If you had been incarcerated for two murders you didn’t commit and had spent nearly seven years on Death Row, you would think being compensated for the state’s error wouldn’t be that difficult, especially when the real killer later confessed. So, you would think, but Dale Johnston has been dealt one punch in the gut after another by the state of Ohio. The most recent came with an unfavorable ruling from the Franklin County Court of Appeals in June.
Johnston was convicted in 1984 of killing his stepdaughter, Margaret Cooper, and her fiancée, Todd Schultz. The bodies were found nude and decomposing, the appendages dismembered from the torsos. Each had been shot several times. Johnston’s link to the murders was circumstantial evidence.
In 1986, an appellate court reversed Johnston’s conviction on grounds the trial court had erred in admitting certain testimony and suppressing other evidence. The Ohio Supreme Court agreed and sent the case back to the trial court. After the trial court ruled as inadmissible certain evidence the state had hoped to present, the indictment was dropped in 1990, and Johnston was released.
With freedom in hand, Johnston pursued a claim against the state. To prevail under the wrongful imprisonment statute, Johnston had to prove he had not committed the murders, but he failed to provide adequate proof, and his case was dismissed in 1993.
In 2003, the statute was amended. Now, a wrongfully imprisoned individual could prove either actual innocence or the existence of a procedural error. Johnston filed a second action in 2008, alleging both. That same year, Charles McKnight pled guilty to murdering Cooper and Schultz.
For reasons not clear, Johnston dismissed his suit in 2010 and later re-filed. In 2012, the trial court granted judgment in Johnston’s favor. Quoting a U.S. Supreme Court case from 1944, Judge Richard A. Frye wrote, “‘The law knows no finer hour than when it cuts through formal concepts and transitory emotions to protect unpopular citizens against discrimination and persecution.’ In its wisdom, the General Assembly provided a remedial law for situations like this one, in which a citizen had been wrongfully convicted and imprisoned by errors of Constitutional significance. Mr. Johnston has shown he is entitled to relief.”
Certainly, this must have been the start of something good for Johnston, but no, this was just the set up for punch in the gut no 2. The first, of course, was serving seven years on Death Row.
The state appealed, and the Franklin County Court of Appeals held in 2014 that the amendment to the statute could not be applied retroactively to Johnson’s case and reversed. Johnston appealed to the Ohio Supreme Court. The court held the amendment could be applied retroactively and sent the case back to the court of appeals.

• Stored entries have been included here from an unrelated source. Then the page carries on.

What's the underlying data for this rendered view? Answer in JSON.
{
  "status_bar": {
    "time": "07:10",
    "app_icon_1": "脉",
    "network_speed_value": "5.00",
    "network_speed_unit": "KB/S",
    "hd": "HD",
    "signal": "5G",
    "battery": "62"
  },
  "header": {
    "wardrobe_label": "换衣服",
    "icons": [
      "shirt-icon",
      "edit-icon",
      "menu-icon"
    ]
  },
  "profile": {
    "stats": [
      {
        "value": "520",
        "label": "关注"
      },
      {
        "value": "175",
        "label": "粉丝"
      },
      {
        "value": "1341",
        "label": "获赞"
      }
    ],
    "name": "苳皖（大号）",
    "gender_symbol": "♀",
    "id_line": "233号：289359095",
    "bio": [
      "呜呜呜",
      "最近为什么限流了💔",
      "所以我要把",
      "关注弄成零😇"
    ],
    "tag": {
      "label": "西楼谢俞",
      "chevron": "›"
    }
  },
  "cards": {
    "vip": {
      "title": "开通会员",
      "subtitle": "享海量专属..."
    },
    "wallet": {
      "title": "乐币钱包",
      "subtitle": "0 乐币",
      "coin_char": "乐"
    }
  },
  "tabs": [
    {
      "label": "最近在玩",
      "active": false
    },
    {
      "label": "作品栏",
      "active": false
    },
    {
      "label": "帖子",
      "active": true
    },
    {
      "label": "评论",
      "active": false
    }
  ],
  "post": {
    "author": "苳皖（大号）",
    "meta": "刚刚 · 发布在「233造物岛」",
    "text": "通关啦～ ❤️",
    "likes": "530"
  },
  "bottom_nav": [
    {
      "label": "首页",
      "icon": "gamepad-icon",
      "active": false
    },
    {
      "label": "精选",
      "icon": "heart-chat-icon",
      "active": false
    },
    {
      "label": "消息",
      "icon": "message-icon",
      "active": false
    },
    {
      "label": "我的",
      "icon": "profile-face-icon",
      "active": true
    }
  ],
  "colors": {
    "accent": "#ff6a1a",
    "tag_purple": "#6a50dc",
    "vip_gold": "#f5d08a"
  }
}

Once again, one would think things were looking up for Johnston.
Obligated on its second review to apply the 2003 amendment to Johnston’s case, this time the court of appeals held that Johnston’s case didn’t meet the requirements of the amendment. With that, the state of Ohio gave Johnston his third punch in the gut.
Johnston’s chances for compensation now hang on two remote possibilities. Perhaps the Ohio Supreme Court will take up his case again. An even longer shot is the General Assembly stepping in with special legislation.

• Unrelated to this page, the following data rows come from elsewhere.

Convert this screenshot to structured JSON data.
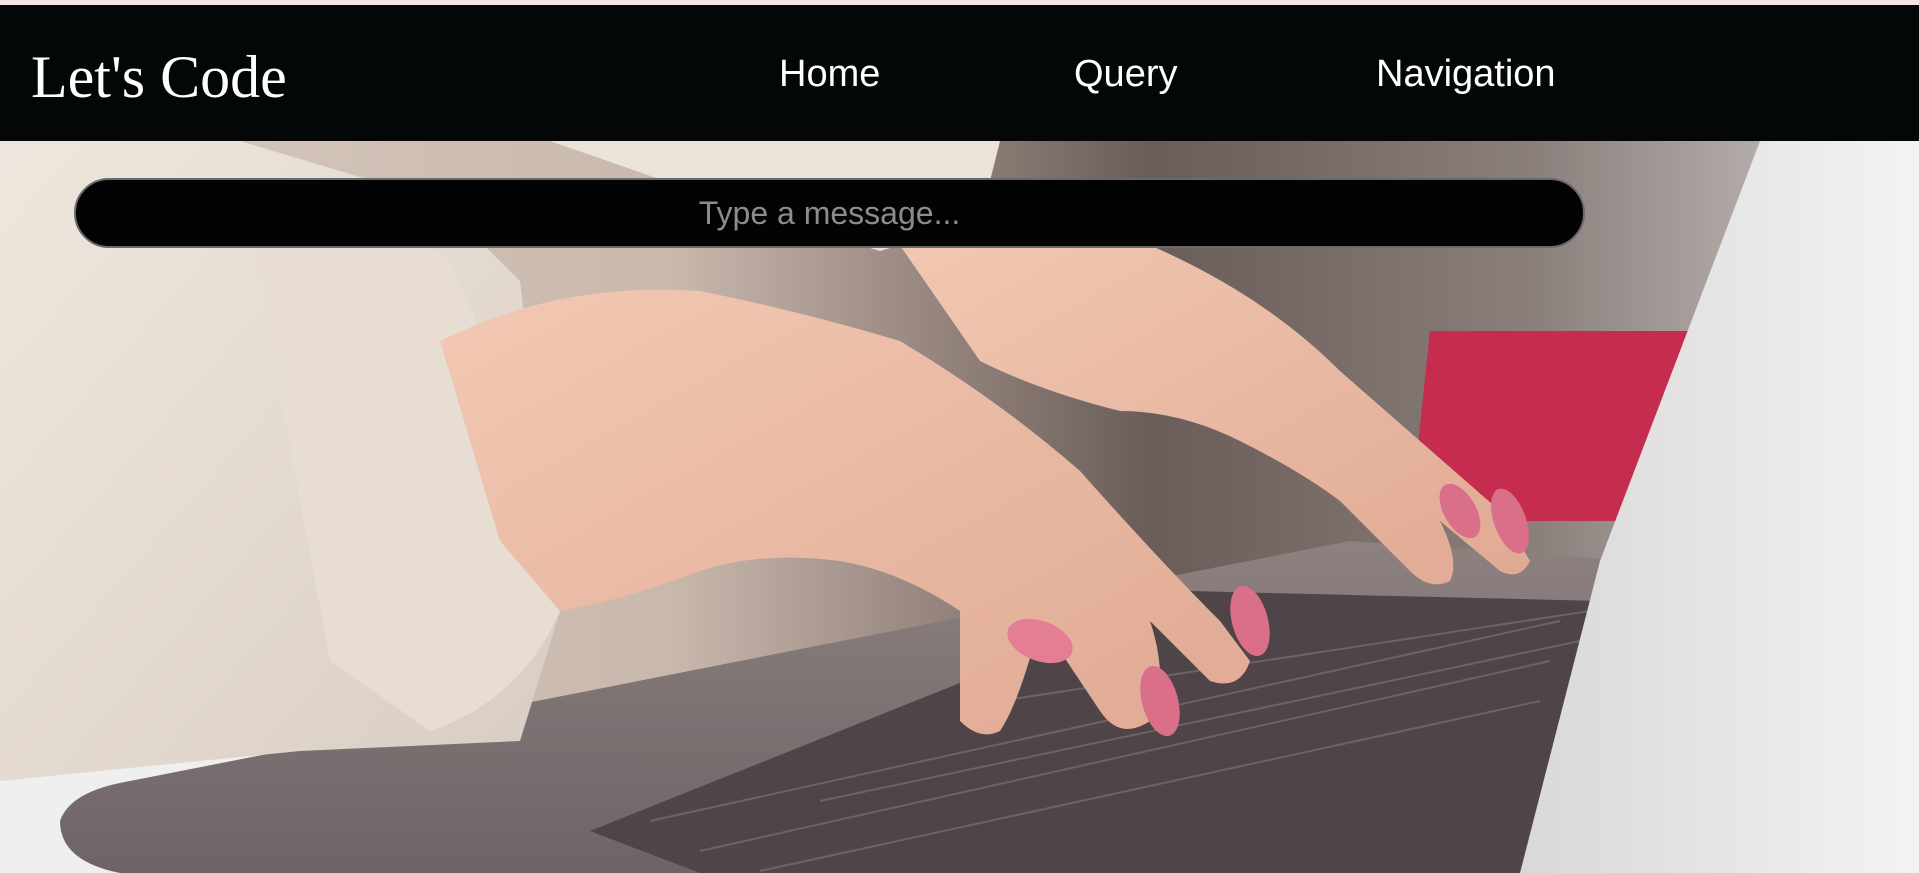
{
  "brand": {
    "title": "Let's Code"
  },
  "nav": {
    "items": [
      {
        "label": "Home"
      },
      {
        "label": "Query"
      },
      {
        "label": "Navigation"
      }
    ]
  },
  "message": {
    "placeholder": "Type a message..."
  },
  "hero": {
    "image": "hands-typing-on-laptop"
  },
  "colors": {
    "navbar": "#030708",
    "nav_text": "#ffffff",
    "top_strip": "#f3e4e6",
    "input_bg": "#030303",
    "placeholder": "#8c8c8c"
  }
}
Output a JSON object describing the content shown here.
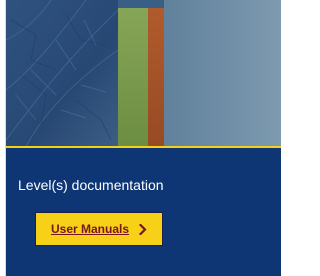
{
  "card": {
    "title": "Level(s) documentation",
    "cta_label": "User Manuals",
    "cta_icon": "chevron-right-icon"
  },
  "colors": {
    "card_background": "#0e3675",
    "banner_rule": "#f3d117",
    "button_background": "#f7d117",
    "button_text": "#7a1420",
    "stripe_green": "#7a9a4a",
    "stripe_orange": "#a8532a",
    "banner_leaf": "#2c4f7c",
    "banner_sky": "#6f8fa8"
  }
}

How could so much go so wrong for an innocent man? Better yet, why did Attorney General Mike DeWine feel compelled to appeal the trial court ruling in 2012? It couldn’t have been the amount of money at stake. The state’s exposure was only $280,000 or so for the time Johnston spent on Death Row and whatever income he lost during that time.

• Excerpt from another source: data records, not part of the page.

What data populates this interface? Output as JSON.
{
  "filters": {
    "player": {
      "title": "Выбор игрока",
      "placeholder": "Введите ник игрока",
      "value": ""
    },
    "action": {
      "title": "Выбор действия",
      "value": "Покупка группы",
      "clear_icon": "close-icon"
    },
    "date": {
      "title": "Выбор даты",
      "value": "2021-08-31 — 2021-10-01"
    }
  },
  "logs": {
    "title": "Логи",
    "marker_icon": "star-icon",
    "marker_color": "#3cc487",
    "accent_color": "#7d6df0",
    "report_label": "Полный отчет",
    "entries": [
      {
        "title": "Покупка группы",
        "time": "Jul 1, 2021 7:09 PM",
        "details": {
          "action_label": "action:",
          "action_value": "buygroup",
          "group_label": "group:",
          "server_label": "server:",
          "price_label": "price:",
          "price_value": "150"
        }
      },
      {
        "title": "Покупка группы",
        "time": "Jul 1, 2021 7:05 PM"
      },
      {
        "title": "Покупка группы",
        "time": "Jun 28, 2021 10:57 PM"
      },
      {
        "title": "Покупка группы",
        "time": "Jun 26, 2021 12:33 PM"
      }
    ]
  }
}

Perhaps Mr. DeWine was concerned about the precedent set by the trial court’s ruling, but he could have reached an out of court settlement in exchange for Johnston asking the court to vacate the ruling. Legal issues aside, what about the big picture? Really, what was gained by denying Johnston the rather modest compensation offered by statute?
Ohio Supreme Court Justice Paul E. Pfeifer was not impressed with the state’s position. He asked during oral argument, “Now, Judge Frye was right. Why didn’t the state just suck it up and say, ‘Look, the prosecution of this thing was drop dead wrong. The investigation of it was wrong. It was a mess. It was a miscarriage of justice, Mr. Johnston.’ So pay up. The state could have ended it right there.”
And how is it the court of appeals couldn’t just see things a little differently so that Johnston could get some bit of vindication for what he endured. One of the three judges on the court’s panel dissented and would have held in Johnston’s favor.
Is it any wonder Johnson said after the last June’s ruling. “I’m beginning to wonder. I think they’re waiting for me to die.”
Can someone explain to me how justice was served in this case?